POPE Benedict XVI will not be attending the G-20 summit in Pittsburgh in September. It's just as well. The Pope might strike a dissonant chord among the leaders and finance ministers of the world's most developed economies. He is not a fan of any system that promotes conspicuous consumption or indifference toward the poor. He is an advocate of redistributing much of the world's wealth.
This week, the Vatican released the Pontiff's third encyclical. Two years in the making, "Caritas in Veritate" (Charity in Truth) does to global capitalism what Jesus did in the temple of Jerusalem - it overturns the tables of the money changers.
To be sure, Pope Benedict isn't calling for the overthrow of capitalism, just saying that the system is not immune to corruption and that regulations are needed both for the sake of investors, the poor, and the exploited.
The Pope called upon the wealthiest nations to remember the poor while devising strategies to revive the world economy. He called for reform of the United Nations and other unnamed bodies and for creation of a new authority that would have real teeth in matters of international justice and peace in regulating the global economy.
"Profit is useful if it serves as a means toward an end," he wrote. "Once profit becomes the exclusive goal, if it is produced by improper means and without the common good as its ultimate end, it risks destroying wealth and creating poverty."

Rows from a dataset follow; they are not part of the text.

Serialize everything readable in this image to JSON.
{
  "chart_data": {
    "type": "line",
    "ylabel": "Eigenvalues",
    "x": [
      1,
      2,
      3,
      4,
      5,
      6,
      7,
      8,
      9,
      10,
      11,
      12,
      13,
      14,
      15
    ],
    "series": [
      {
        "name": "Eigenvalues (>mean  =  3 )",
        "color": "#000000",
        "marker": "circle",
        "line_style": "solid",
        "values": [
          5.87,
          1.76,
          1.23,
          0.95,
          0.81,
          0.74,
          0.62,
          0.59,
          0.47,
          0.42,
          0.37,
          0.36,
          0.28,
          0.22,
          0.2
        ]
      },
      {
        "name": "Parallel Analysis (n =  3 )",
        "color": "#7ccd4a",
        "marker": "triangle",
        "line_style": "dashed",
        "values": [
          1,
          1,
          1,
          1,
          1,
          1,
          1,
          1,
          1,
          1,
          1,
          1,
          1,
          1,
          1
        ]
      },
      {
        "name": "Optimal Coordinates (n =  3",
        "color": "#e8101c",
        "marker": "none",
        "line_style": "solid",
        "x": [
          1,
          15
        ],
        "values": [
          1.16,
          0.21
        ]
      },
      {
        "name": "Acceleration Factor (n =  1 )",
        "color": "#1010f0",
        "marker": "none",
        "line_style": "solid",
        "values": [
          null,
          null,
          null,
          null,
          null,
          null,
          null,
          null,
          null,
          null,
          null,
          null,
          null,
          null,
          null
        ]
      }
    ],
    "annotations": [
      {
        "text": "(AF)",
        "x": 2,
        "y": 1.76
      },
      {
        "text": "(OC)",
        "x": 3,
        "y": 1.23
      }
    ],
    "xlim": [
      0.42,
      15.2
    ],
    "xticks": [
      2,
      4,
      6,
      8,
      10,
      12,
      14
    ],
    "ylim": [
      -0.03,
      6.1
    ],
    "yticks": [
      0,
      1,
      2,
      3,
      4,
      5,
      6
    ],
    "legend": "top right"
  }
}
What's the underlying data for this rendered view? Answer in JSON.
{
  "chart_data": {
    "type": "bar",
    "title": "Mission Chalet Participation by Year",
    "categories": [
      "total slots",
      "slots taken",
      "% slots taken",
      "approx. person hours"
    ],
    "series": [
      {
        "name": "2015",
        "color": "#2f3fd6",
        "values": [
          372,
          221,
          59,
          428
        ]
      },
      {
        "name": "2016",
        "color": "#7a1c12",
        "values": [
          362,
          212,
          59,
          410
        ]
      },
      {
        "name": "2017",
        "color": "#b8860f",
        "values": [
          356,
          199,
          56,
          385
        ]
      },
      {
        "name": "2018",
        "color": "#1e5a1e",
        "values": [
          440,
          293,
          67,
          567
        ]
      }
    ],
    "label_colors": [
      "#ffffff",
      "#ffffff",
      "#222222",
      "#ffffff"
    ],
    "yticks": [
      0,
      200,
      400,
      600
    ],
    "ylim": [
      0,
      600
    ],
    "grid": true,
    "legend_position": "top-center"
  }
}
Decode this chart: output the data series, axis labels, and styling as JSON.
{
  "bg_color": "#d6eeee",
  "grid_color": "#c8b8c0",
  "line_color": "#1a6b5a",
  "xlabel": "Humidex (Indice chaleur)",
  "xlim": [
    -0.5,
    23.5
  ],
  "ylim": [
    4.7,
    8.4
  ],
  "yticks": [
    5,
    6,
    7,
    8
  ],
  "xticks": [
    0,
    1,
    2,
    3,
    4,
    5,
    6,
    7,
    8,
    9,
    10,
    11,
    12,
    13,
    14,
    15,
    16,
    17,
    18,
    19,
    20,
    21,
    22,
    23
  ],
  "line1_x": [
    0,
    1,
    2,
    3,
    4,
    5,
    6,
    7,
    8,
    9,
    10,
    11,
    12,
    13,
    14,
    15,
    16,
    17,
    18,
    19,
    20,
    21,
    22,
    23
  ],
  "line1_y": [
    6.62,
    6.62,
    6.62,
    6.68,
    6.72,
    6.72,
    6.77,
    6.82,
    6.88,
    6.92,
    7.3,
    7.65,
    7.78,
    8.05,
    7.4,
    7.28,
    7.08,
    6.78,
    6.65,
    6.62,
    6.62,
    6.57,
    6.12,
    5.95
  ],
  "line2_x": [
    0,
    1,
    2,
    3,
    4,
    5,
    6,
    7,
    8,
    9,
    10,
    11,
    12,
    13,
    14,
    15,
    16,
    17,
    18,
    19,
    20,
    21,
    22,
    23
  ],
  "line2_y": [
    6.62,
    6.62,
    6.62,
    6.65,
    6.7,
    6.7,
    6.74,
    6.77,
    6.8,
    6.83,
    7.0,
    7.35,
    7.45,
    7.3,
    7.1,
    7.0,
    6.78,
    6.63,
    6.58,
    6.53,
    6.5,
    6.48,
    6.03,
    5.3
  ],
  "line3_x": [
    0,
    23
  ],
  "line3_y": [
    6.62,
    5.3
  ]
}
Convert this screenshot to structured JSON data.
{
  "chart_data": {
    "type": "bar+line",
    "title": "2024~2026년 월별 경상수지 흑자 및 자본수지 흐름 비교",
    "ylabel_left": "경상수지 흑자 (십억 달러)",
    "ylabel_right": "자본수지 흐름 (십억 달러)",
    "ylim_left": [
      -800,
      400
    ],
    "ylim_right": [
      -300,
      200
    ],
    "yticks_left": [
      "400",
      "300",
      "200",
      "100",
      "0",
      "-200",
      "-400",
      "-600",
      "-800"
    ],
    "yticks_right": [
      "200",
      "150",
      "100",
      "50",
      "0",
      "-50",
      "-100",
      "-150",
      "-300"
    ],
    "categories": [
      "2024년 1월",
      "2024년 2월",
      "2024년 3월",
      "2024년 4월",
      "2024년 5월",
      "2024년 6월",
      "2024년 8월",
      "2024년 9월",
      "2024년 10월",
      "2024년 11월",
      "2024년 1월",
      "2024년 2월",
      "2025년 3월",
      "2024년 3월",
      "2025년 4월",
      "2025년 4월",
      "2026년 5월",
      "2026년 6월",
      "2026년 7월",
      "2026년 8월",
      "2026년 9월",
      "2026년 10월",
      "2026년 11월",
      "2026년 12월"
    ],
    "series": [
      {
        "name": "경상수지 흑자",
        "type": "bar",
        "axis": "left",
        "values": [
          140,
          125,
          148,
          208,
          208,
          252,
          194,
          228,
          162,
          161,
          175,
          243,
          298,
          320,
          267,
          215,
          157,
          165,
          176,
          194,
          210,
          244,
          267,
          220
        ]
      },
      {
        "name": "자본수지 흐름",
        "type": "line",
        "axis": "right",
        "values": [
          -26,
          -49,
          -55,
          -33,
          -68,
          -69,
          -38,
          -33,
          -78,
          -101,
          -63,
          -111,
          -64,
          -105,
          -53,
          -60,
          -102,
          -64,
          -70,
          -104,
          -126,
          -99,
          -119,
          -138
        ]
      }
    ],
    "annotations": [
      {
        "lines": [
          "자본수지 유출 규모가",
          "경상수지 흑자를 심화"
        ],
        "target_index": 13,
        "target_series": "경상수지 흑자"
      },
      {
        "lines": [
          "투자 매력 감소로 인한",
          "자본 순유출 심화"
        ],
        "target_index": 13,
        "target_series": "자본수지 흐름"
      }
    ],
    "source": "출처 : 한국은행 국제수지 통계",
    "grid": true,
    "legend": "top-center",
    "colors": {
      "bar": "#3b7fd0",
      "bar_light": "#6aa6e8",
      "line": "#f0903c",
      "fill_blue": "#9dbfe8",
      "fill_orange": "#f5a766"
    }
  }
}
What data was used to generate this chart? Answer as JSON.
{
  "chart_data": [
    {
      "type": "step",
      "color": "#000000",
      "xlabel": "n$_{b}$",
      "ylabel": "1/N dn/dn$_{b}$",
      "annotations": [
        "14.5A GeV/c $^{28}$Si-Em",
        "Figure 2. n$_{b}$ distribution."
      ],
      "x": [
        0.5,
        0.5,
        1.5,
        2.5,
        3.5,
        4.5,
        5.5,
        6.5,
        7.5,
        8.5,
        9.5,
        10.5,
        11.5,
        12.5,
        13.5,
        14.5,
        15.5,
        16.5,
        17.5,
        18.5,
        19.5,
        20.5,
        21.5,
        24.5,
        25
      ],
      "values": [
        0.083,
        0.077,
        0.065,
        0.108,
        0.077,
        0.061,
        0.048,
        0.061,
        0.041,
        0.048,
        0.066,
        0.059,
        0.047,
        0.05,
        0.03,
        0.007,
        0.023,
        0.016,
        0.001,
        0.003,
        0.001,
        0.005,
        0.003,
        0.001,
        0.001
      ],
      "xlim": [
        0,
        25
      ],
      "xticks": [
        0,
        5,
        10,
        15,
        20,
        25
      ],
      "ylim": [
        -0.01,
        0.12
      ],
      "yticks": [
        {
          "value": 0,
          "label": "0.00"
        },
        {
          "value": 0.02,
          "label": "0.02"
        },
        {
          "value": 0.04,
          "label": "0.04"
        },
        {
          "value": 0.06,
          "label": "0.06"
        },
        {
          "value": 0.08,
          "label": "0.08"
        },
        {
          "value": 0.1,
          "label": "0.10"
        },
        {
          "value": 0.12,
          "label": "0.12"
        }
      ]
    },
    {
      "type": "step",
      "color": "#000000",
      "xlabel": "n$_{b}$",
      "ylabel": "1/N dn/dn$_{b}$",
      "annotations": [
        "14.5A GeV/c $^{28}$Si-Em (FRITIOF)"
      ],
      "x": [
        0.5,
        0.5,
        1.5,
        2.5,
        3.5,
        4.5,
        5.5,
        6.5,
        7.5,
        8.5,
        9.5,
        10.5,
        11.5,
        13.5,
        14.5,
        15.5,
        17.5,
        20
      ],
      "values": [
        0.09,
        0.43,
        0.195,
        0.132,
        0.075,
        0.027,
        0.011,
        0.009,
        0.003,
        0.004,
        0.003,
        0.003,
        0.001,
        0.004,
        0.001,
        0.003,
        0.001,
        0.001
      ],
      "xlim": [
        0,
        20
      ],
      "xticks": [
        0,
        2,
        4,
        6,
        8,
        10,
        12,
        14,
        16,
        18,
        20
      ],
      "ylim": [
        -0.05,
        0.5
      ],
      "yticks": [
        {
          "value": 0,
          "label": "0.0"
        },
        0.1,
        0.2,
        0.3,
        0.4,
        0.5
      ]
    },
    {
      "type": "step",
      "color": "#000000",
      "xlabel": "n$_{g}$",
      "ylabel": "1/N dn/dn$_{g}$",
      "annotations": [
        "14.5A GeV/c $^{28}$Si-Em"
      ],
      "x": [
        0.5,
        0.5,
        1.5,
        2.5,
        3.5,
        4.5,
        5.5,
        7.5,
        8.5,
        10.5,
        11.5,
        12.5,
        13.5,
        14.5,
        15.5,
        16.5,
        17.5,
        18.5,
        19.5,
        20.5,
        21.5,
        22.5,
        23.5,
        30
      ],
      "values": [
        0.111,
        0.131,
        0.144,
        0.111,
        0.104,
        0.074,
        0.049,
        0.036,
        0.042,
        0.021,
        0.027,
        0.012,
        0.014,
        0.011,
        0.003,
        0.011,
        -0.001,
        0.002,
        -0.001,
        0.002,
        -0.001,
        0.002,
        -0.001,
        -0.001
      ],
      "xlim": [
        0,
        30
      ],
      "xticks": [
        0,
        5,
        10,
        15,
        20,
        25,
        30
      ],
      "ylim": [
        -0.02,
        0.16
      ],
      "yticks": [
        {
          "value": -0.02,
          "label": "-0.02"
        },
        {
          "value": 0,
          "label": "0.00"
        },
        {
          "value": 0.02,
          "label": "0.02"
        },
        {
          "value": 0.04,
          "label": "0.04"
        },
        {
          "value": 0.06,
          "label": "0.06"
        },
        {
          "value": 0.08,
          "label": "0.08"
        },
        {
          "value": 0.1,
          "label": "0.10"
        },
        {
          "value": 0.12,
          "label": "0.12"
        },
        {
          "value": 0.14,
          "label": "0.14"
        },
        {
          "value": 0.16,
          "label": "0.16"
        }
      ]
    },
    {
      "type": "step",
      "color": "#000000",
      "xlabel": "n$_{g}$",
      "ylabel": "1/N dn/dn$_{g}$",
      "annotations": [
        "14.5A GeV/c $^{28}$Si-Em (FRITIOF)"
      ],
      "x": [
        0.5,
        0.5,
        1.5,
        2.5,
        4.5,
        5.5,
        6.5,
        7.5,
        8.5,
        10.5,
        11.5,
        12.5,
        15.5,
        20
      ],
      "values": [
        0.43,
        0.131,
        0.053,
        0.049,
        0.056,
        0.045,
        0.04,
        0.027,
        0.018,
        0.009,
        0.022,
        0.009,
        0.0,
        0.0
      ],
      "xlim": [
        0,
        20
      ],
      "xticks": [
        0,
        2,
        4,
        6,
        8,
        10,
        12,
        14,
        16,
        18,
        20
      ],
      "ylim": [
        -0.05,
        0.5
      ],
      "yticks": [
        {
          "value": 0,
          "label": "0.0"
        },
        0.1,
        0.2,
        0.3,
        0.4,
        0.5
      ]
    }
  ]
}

The encyclical warns of capitalism's dark side in terms a socialist might find agreeable. It is also critical of how unnamed institutions, presumably the World Bank and International Monetary Fund, have addressed global poverty.
The fact that the Vatican has issued a critique of capitalism doesn't mean the Pope is ready to exchange his miter for Che Guevara's beret.
The leader of the world's 1 billion Catholics is reminding us that there is a moral and ethical dimension to every dollar spent.
It isn't the economic system that matters as much as hearts inclined to hear the entreaties of the poor.